Département de Sciences biologiques, Université de Montréal, Montréal, Québec, Canada.
Mol Phylogenet Evol. 2011 Feb;58(2):149-56. doi: 10.1016/j.ympev.2010.11.017. Epub 2010 Dec 4.
Supermatrices are often characterized by a large amount of missing data. One possible approach to minimize such missing data is to create composite taxa. These taxa are formed by sampling sequences from different species in order to obtain a composite sequence that includes a maximum number of genes. Although this approach is increasingly used, its accuracy has rarely been tested and some authors prefer to analyze incomplete supermatrices by coding unavailable sequences as missing. To further validate the composite taxon approach, it was applied to complete mitochondrial matrices of 102 mammal species representing 93 families with varying amount of missing data. On average, missing data and composite matrices showed similar congruence to model trees obtained from the complete sequence matrix. As expected, the level of congruence to model trees decreased as missing data increased, with both approaches. We conclude that the composite taxon approach is worth considering in a phylogenomic context since it performs well and reduces computing time when compared to missing data matrices.

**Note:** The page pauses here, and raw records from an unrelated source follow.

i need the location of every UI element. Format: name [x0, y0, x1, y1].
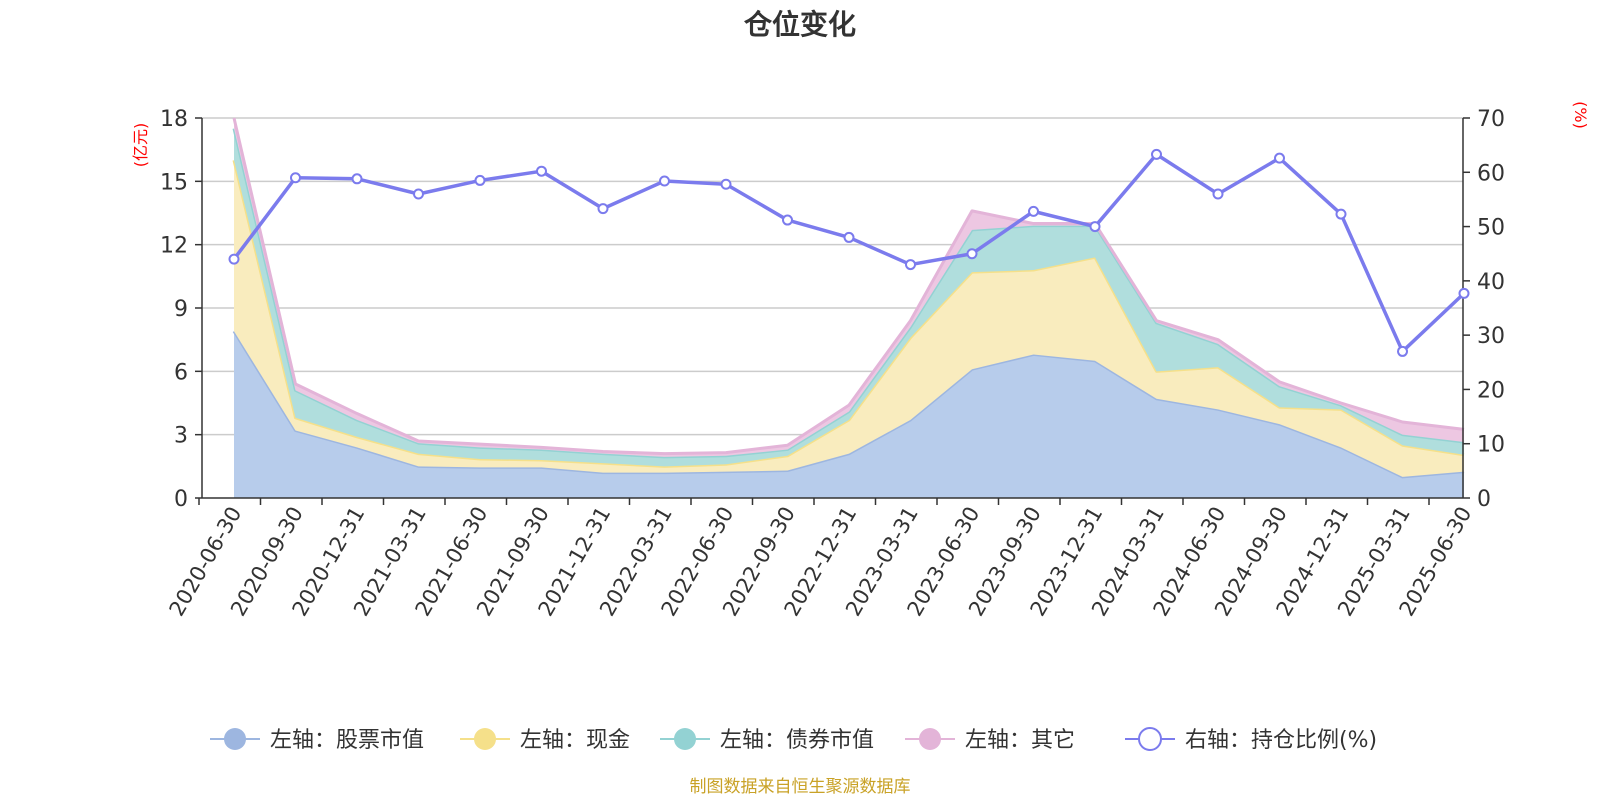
ratio-point: [1274, 152, 1285, 164]
area-左轴：股票市值: [234, 331, 1464, 498]
ratio-point: [1212, 188, 1224, 200]
right-tick-label: 10: [1477, 433, 1505, 458]
left-tick-label: 6: [174, 360, 188, 385]
ratio-point: [351, 173, 363, 185]
ratio-point: [1151, 148, 1162, 160]
left-axis-unit: (亿元): [131, 123, 150, 168]
right-tick-label: 30: [1477, 324, 1505, 349]
legend-marker: [474, 728, 496, 750]
left-tick-label: 9: [174, 297, 188, 322]
ratio-point: [905, 259, 916, 271]
legend-item: 左轴：现金: [460, 728, 630, 753]
legend-label: 左轴：股票市值: [270, 728, 424, 753]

超矩阵通常具有大量缺失数据的特点。一种减少此类缺失数据的可能方法是创建组合分类单元。这些分类单元是通过从不同物种中采样序列来构建的,以便获得包含最多基因的组合序列。尽管这种方法越来越多地被使用,但它的准确性很少被测试,一些作者更喜欢将不可用的序列编码为缺失来分析不完整的超矩阵。为了进一步验证组合分类单元方法,将其应用于代表 93 个科的 102 种哺乳动物的完整线粒体矩阵,这些矩阵具有不同数量的缺失数据。平均而言,缺失数据和组合矩阵与从完整序列矩阵获得的模型树具有相似的一致性。正如预期的那样,随着缺失数据的增加,两种方法与模型树的一致性水平都降低了。我们得出结论,在系统基因组学背景下,组合分类单元方法是值得考虑的,因为与缺失数据矩阵相比,它的性能良好且减少了计算时间。